Other substances in pharmaceutical APIs consist of a broad array of chemical compounds with unique properties and applications. These substances play a crucial role in the formulation and development of specialized medications, catering to specific therapeutic needs. The category encompasses various substances like excipients, solvents, stabilizers, and pH adjusters.
Excipients are inert substances that aid in the manufacturing process and enhance the stability, bioavailability, and patient acceptability of pharmaceutical formulations. Solvents are used to dissolve other ingredients and facilitate their incorporation into the final product. Stabilizers ensure the integrity and shelf life of medications by preventing degradation or chemical changes. pH adjusters help maintain the desired pH level of a formulation, which can influence the drug's efficacy and stability.

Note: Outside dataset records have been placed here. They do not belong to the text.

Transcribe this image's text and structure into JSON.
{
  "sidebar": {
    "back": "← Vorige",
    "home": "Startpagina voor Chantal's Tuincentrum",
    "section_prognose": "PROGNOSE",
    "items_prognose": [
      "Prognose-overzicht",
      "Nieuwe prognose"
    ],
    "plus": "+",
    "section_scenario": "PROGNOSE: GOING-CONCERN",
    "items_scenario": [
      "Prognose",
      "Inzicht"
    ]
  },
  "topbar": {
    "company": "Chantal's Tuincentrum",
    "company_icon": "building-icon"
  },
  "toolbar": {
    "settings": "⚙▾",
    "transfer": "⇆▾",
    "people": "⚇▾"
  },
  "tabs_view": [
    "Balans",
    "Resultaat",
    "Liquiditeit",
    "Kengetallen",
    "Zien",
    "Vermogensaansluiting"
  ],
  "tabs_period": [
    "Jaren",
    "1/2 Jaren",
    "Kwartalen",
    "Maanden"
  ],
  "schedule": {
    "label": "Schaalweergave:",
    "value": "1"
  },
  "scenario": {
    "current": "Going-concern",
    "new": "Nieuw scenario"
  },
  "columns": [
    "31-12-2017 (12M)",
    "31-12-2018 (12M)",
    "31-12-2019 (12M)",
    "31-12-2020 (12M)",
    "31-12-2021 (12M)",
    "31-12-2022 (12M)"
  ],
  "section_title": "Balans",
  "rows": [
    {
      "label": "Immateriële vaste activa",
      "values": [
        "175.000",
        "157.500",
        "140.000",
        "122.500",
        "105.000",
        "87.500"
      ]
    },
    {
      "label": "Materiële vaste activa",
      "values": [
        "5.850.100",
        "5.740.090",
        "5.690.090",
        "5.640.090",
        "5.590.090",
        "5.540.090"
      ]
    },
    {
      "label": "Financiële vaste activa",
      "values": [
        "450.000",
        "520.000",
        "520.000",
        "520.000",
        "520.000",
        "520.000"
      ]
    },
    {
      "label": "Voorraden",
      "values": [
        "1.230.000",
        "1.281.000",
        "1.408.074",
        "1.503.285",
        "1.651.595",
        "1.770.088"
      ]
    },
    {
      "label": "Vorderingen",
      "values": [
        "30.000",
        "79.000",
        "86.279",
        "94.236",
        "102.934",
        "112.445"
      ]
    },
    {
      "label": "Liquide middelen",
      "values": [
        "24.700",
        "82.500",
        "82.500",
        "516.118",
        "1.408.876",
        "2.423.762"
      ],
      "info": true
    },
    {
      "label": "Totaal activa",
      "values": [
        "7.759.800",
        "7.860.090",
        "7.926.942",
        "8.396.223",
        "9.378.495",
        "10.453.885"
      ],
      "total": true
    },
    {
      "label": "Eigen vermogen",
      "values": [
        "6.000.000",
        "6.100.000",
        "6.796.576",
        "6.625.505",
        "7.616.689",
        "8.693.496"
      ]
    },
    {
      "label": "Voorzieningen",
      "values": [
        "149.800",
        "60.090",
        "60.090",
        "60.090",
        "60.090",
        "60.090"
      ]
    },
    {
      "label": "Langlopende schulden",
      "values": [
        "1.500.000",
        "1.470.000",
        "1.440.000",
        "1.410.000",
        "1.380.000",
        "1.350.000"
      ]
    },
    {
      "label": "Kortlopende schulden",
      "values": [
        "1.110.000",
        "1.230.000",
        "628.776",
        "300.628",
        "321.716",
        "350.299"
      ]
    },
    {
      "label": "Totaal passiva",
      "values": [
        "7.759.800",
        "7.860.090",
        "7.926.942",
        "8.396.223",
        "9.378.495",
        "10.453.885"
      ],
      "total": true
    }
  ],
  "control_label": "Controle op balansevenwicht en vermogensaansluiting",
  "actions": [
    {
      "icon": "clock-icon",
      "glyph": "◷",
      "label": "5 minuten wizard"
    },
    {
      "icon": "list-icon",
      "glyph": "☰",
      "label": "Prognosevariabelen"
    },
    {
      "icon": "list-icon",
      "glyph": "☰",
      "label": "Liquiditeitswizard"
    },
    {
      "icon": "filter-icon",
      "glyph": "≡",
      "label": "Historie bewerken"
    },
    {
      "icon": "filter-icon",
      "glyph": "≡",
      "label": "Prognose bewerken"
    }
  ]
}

Pharmaceutical manufacturers carefully select and incorporate specific other substances into their formulations, adhering to regulatory guidelines and quality standards. These substances undergo rigorous testing and evaluation to ensure their safety, efficacy, and compatibility with the desired pharmaceutical product. By employing other substances in API formulations, pharmaceutical companies can optimize drug delivery, improve patient compliance, and enhance therapeutic outcomes.
In summary, the other substances category of pharmaceutical APIs comprises a diverse range of chemicals, including excipients, solvents, stabilizers, and pH adjusters. These substances contribute to the formulation, stability, and performance of medications, enabling pharmaceutical manufacturers to develop specialized products that meet specific therapeutic requirements.